Approximation Theory of Laplacian-Based Neural Operators for Reaction-Diffusion System
Takashi Furuya, Ryo Ozawa, Jenn-Nan Wang
TLDR
This paper shows Laplacian-based neural operators efficiently approximate reaction-diffusion systems with polynomial complexity.
Key contributions
- Analyzes Laplacian-based neural operators for Gierer-Meinhardt reaction-diffusion systems.
- Derives explicit error bounds based on network depth, width, and spectral rank.
- Exploits Laplacian spectral representation of the PDE's Green's function.

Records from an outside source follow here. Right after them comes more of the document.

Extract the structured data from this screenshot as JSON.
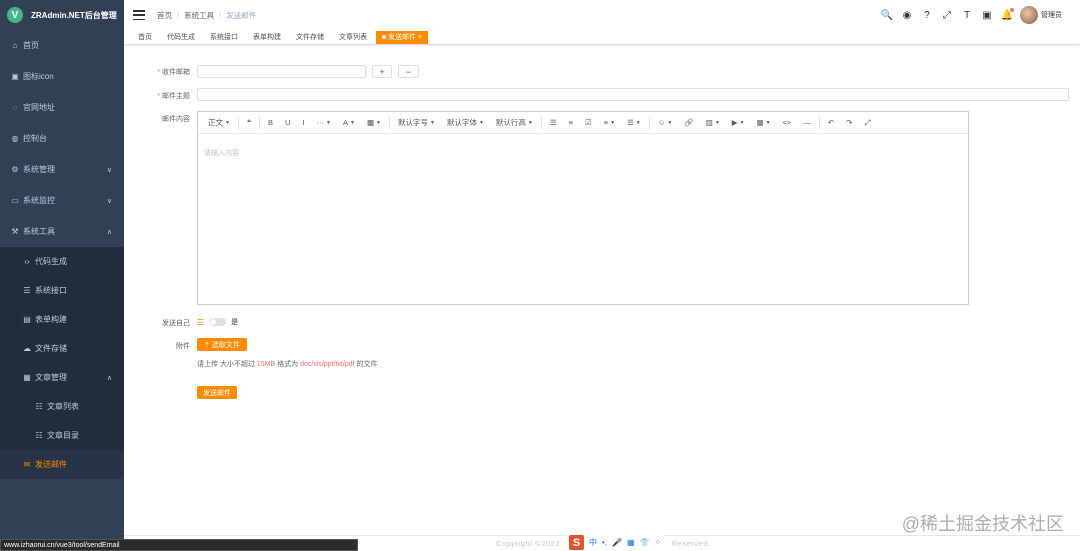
{
  "app": {
    "logo_letter": "V",
    "title": "ZRAdmin.NET后台管理"
  },
  "sidebar": {
    "items": [
      {
        "icon": "⌂",
        "label": "首页"
      },
      {
        "icon": "▣",
        "label": "图标icon"
      },
      {
        "icon": "◌",
        "label": "官网地址"
      },
      {
        "icon": "◍",
        "label": "控制台"
      },
      {
        "icon": "⚙",
        "label": "系统管理",
        "chevron": "∨"
      },
      {
        "icon": "▭",
        "label": "系统监控",
        "chevron": "∨"
      },
      {
        "icon": "⚒",
        "label": "系统工具",
        "chevron": "∧"
      }
    ],
    "tools_sub": [
      {
        "icon": "‹›",
        "label": "代码生成"
      },
      {
        "icon": "☰",
        "label": "系统接口"
      },
      {
        "icon": "▤",
        "label": "表单构建"
      },
      {
        "icon": "☁",
        "label": "文件存储"
      },
      {
        "icon": "▦",
        "label": "文章管理",
        "chevron": "∧"
      }
    ],
    "article_sub": [
      {
        "icon": "☷",
        "label": "文章列表"
      },
      {
        "icon": "☷",
        "label": "文章目录"
      }
    ],
    "active": {
      "icon": "✉",
      "label": "发送邮件"
    }
  },
  "header": {
    "breadcrumb": [
      "首页",
      "系统工具",
      "发送邮件"
    ],
    "separator": "/",
    "icons": [
      "🔍",
      "◉",
      "?",
      "⤢",
      "T",
      "▣",
      "🔔"
    ],
    "username": "管理员"
  },
  "tags": [
    "首页",
    "代码生成",
    "系统接口",
    "表单构建",
    "文件存储",
    "文章列表"
  ],
  "active_tag": "发送邮件",
  "active_tag_close": "×",
  "form": {
    "to_label": "收件邮箱",
    "add_label": "+",
    "remove_label": "−",
    "subject_label": "邮件主题",
    "content_label": "邮件内容",
    "editor_placeholder": "请输入内容",
    "send_self_label": "发送自己",
    "send_self_icon": "☰",
    "send_self_value": "是",
    "attach_label": "附件",
    "upload_label": "⇡ 选取文件",
    "tip_prefix": "请上传 大小不超过 ",
    "tip_size": "15MB",
    "tip_mid": " 格式为 ",
    "tip_types": "doc/xls/ppt/txt/pdf",
    "tip_suffix": " 的文件",
    "send_label": "发送邮件"
  },
  "toolbar": [
    {
      "label": "正文",
      "caret": true
    },
    {
      "sep": true
    },
    {
      "label": "❝"
    },
    {
      "sep": true
    },
    {
      "label": "B"
    },
    {
      "label": "U"
    },
    {
      "label": "I"
    },
    {
      "label": "···",
      "caret": true
    },
    {
      "label": "A",
      "caret": true
    },
    {
      "label": "▩",
      "caret": true
    },
    {
      "sep": true
    },
    {
      "label": "默认字号",
      "caret": true
    },
    {
      "label": "默认字体",
      "caret": true
    },
    {
      "label": "默认行高",
      "caret": true
    },
    {
      "sep": true
    },
    {
      "label": "☰"
    },
    {
      "label": "≡"
    },
    {
      "label": "☑"
    },
    {
      "label": "≡",
      "caret": true
    },
    {
      "label": "☰",
      "caret": true
    },
    {
      "sep": true
    },
    {
      "label": "☺",
      "caret": true
    },
    {
      "label": "🔗"
    },
    {
      "label": "▨",
      "caret": true
    },
    {
      "label": "▶",
      "caret": true
    },
    {
      "label": "▦",
      "caret": true
    },
    {
      "label": "<>"
    },
    {
      "label": "―"
    },
    {
      "sep": true
    },
    {
      "label": "↶"
    },
    {
      "label": "↷"
    },
    {
      "label": "⤢"
    }
  ],
  "footer": {
    "copyright": "Copyright ©2022",
    "reserved": "Reserved"
  },
  "ime": {
    "logo": "S",
    "items": [
      "中",
      "•,",
      "🎤",
      "▦",
      "👕",
      "⁘"
    ]
  },
  "status_url": "www.izhaorui.cn/vue3/tool/sendEmail",
  "watermark": "@稀土掘金技术社区"
}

- Shows polynomial parameter complexity, alleviating the curse of dimensionality in operator learning.
Why it matters
This paper fills a gap in approximation theory for nonlinear reaction-diffusion systems using neural operators. It demonstrates how Laplacian-based architectures achieve efficient learning with polynomial complexity, addressing a key challenge in operator learning.
Original Abstract
Neural operators provide a framework for learning solution operators of partial differential equations (PDEs), enabling efficient surrogate modeling for complex systems. While universal approximation results are now well understood, approximation analysis specific to nonlinear reaction-diffusion systems remains limited. In this paper, we study neural operators applied to the solution mapping from initial conditions to time-dependent solutions of a generalized Gierer-Meinhardt reaction-diffusion system, a prototypical model of nonlinear pattern formation. Our main results establish explicit approximation error bounds in terms of network depth, width, and spectral rank by exploiting the Laplacian spectral representation of the Green's function underlying the PDE. We show that the required parameter complexity grows at most polynomially with respect to the target accuracy, demonstrating that Laplacian eigenfunction-based neural operator architectures alleviate the curse of parametric complexity encountered in generic operator learning. Numerical experiments on the Gierer-Meinhardt system support the theoretical findings.